Testo: Dante, l'inquisitore e Messer Matteo
di Marian Nikolaus

Dante, l’inquisitore e Messer Matteo

Non omnes mulieres venificas sunt. Sed omnes  veneficas mulieres sunt

 

“Non tutte le donne sono streghe,

ma tutte le streghe sono donne che con sottili arti e seducente aspetto portano alla perdizione ingenui garzoni.

Noi garzoni protestiamo la nostra pudibonda innocenza, ma non aspettiamo altro che di essere messi alla prova.”

Alle risate dei bevitori,  seguirono strofe sempre più sguaiate. Cosa poteva aspettarsi di trovare, in quella taverna male illuminata lo schivo viandante? Vino abbondante, cibi caldi e  femmine lascive. I loro corpi si strofinavano sui garzoni invitandoli al ballo. Tutto si trasformò in una baraonda e non si capì  più se fosse taverna, bordello, sabba di streghe lascive.

La porta sbattuta con violenza e più ancora la minacciosa presenza di Messer Matteo portatore alla cintura di due  lame turche, riportarono la calma. I capannelli si sciolsero. I maschi diventati subito silenziosi, tornarono al bere e le femmine si radunarono dietro il bancone, lanciando con gli occhi messaggi  d’amore.  Eldengardo il viandante schivo, attese che la bolgia si placasse.  Prese posto ad un tavolino, che era stato sistemato nella ampia rientranza del muro prima del camino di pietra nera. Appena seduto, lo schivo giovane recitò silenziosamente una breve preghiera “Nam futura coeptis .”  implorando l’aiuto dei Santi.  L’incontro, che temeva, era il motivo per cui lui, un inquisitore, abbandonata la calda tonaca bianca e nera dei Domenicani , rimpannucciato in una rozza guarnacca da bottegaio, si era dovuto fermare alla taverna. Si era scelto quell’angolo discreto e ora attese che  Messer Matteo si sedesse.

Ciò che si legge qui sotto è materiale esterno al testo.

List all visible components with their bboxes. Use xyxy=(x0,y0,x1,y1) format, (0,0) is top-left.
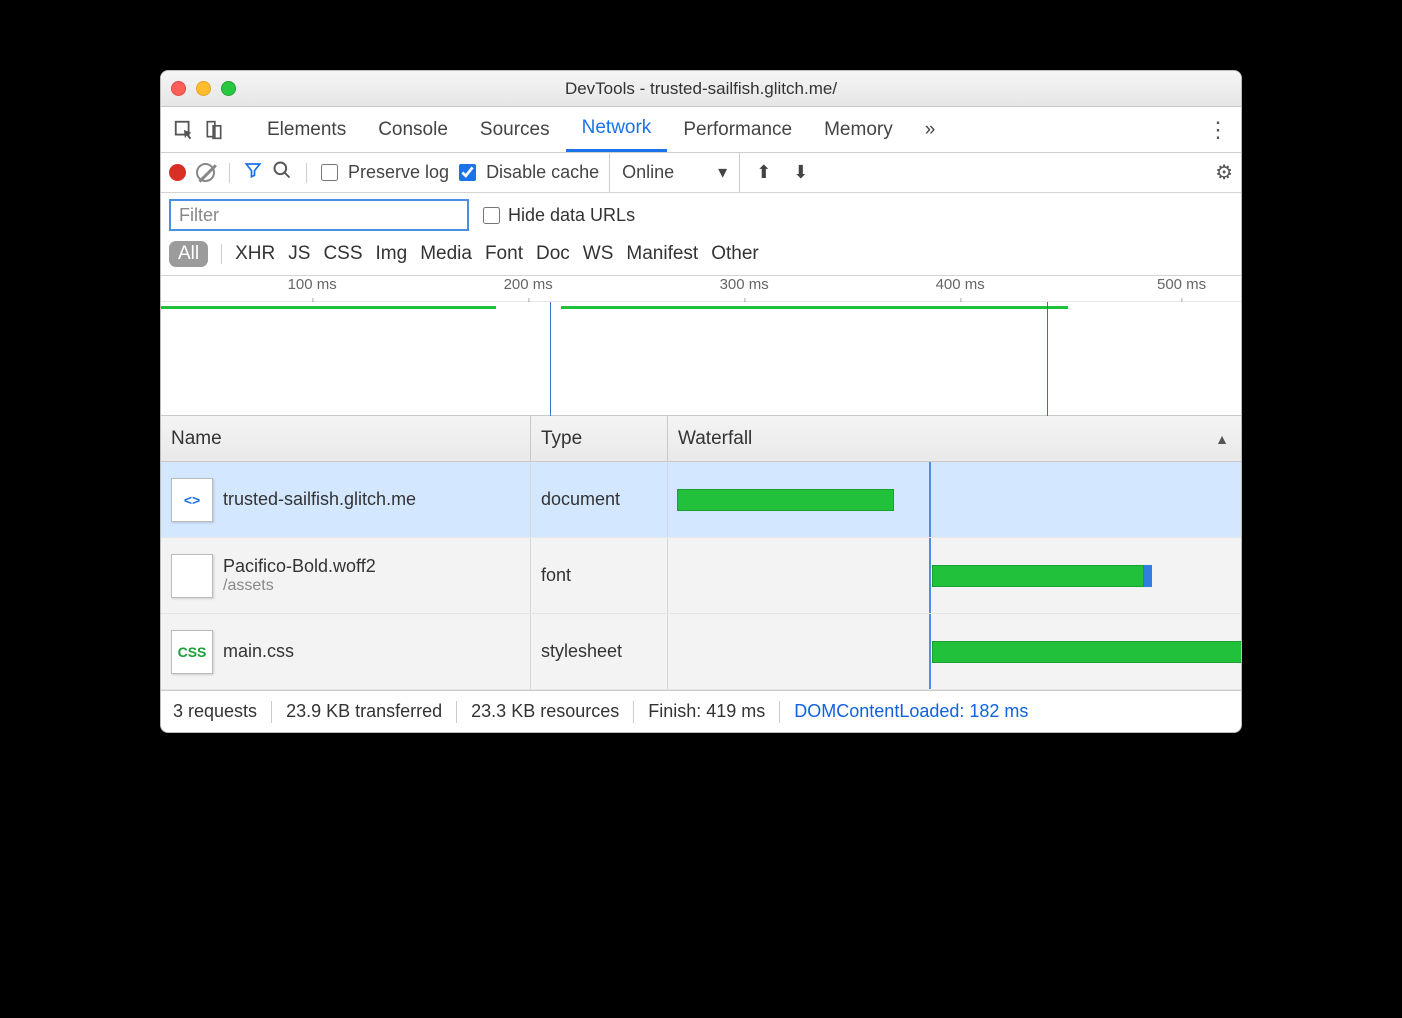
tabs-overflow-button[interactable]: » xyxy=(909,107,952,152)
search-button[interactable] xyxy=(272,160,292,185)
hide-data-urls-label: Hide data URLs xyxy=(508,205,635,226)
network-toolbar: Preserve log Disable cache Online ▾ ⬆ ⬇ … xyxy=(161,153,1241,193)
column-type[interactable]: Type xyxy=(531,416,668,461)
request-table: <>trusted-sailfish.glitch.medocumentPaci… xyxy=(161,462,1241,690)
waterfall-bar xyxy=(932,565,1144,587)
type-filter-all[interactable]: All xyxy=(169,241,208,267)
timeline-tick: 200 ms xyxy=(504,276,553,293)
status-resources: 23.3 KB resources xyxy=(471,701,619,722)
request-name: Pacifico-Bold.woff2 xyxy=(223,556,376,577)
css-file-icon: CSS xyxy=(171,630,213,674)
status-domcontentloaded: DOMContentLoaded: 182 ms xyxy=(794,701,1028,722)
waterfall-cell xyxy=(668,614,1241,689)
request-row[interactable]: <> trusted-sailfish.glitch.me document xyxy=(161,462,1241,538)
record-button[interactable] xyxy=(169,164,186,181)
waterfall-bar xyxy=(932,641,1242,663)
filter-toggle-button[interactable] xyxy=(244,161,262,184)
waterfall-bar xyxy=(677,489,895,511)
type-filter-js[interactable]: JS xyxy=(288,243,310,265)
name-cell: <> trusted-sailfish.glitch.me xyxy=(161,462,531,537)
tab-network[interactable]: Network xyxy=(566,107,668,152)
overview-activity-bar xyxy=(161,306,496,309)
main-tabs: ElementsConsoleSourcesNetworkPerformance… xyxy=(161,107,1241,153)
disable-cache-checkbox[interactable] xyxy=(459,164,476,181)
separator xyxy=(306,163,307,183)
column-name[interactable]: Name xyxy=(161,416,531,461)
tab-memory[interactable]: Memory xyxy=(808,107,909,152)
type-filter-xhr[interactable]: XHR xyxy=(235,243,275,265)
record-icon xyxy=(169,164,186,181)
preserve-log-checkbox[interactable] xyxy=(321,164,338,181)
separator xyxy=(229,163,230,183)
tab-elements[interactable]: Elements xyxy=(251,107,362,152)
blank-file-icon xyxy=(171,554,213,598)
request-row[interactable]: CSS main.css stylesheet xyxy=(161,614,1241,690)
type-filter-img[interactable]: Img xyxy=(376,243,408,265)
devtools-window: DevTools - trusted-sailfish.glitch.me/ E… xyxy=(160,70,1242,733)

Stringendo fra le mani  i boccali di vino, che l’oste aveva subito rimboccato, si studiarono.  Entrambi astuti, attendevano che l’altro parlasse. Fu Messer Mateo, sempre impaziente, ad iniziare.

“Là, nel bosco, sotto gli odorosi pinastri verdastri, si snoda la strada dell’amore che porta dritta al tuo cuore.

Percorrerla, portandoti doni è un piacere.

 Vestendomi,  mi dissero,  non protestare, è un tuo dovere.

Giacché da sempre  per un cavaliere, onorare una donzella,

è impresa che rende l’anima sua bella.”

Edgardo gli rispose

“Bella impresa fece l’anima tua,   sfidando la femmina vana,

che avida d’amor e  doni ti guata dalla ventana.

Lodar la tua onestà non posso, mio ingenuo cavaliere.

Meglio per te sarebbe costringer la femmina  a giacere.”

Matteo sembrò soddisfatto, e ridendo, ammise che era una stupida idea che due galantuomini, per riconoscersi, recitassero dei versi zoppicanti e insulsi. Ma, aggiunse, “che possiamo fare se il Bargello e il

Maestro Generale del vostro ordine hanno deciso che dobbiamo collaborare.”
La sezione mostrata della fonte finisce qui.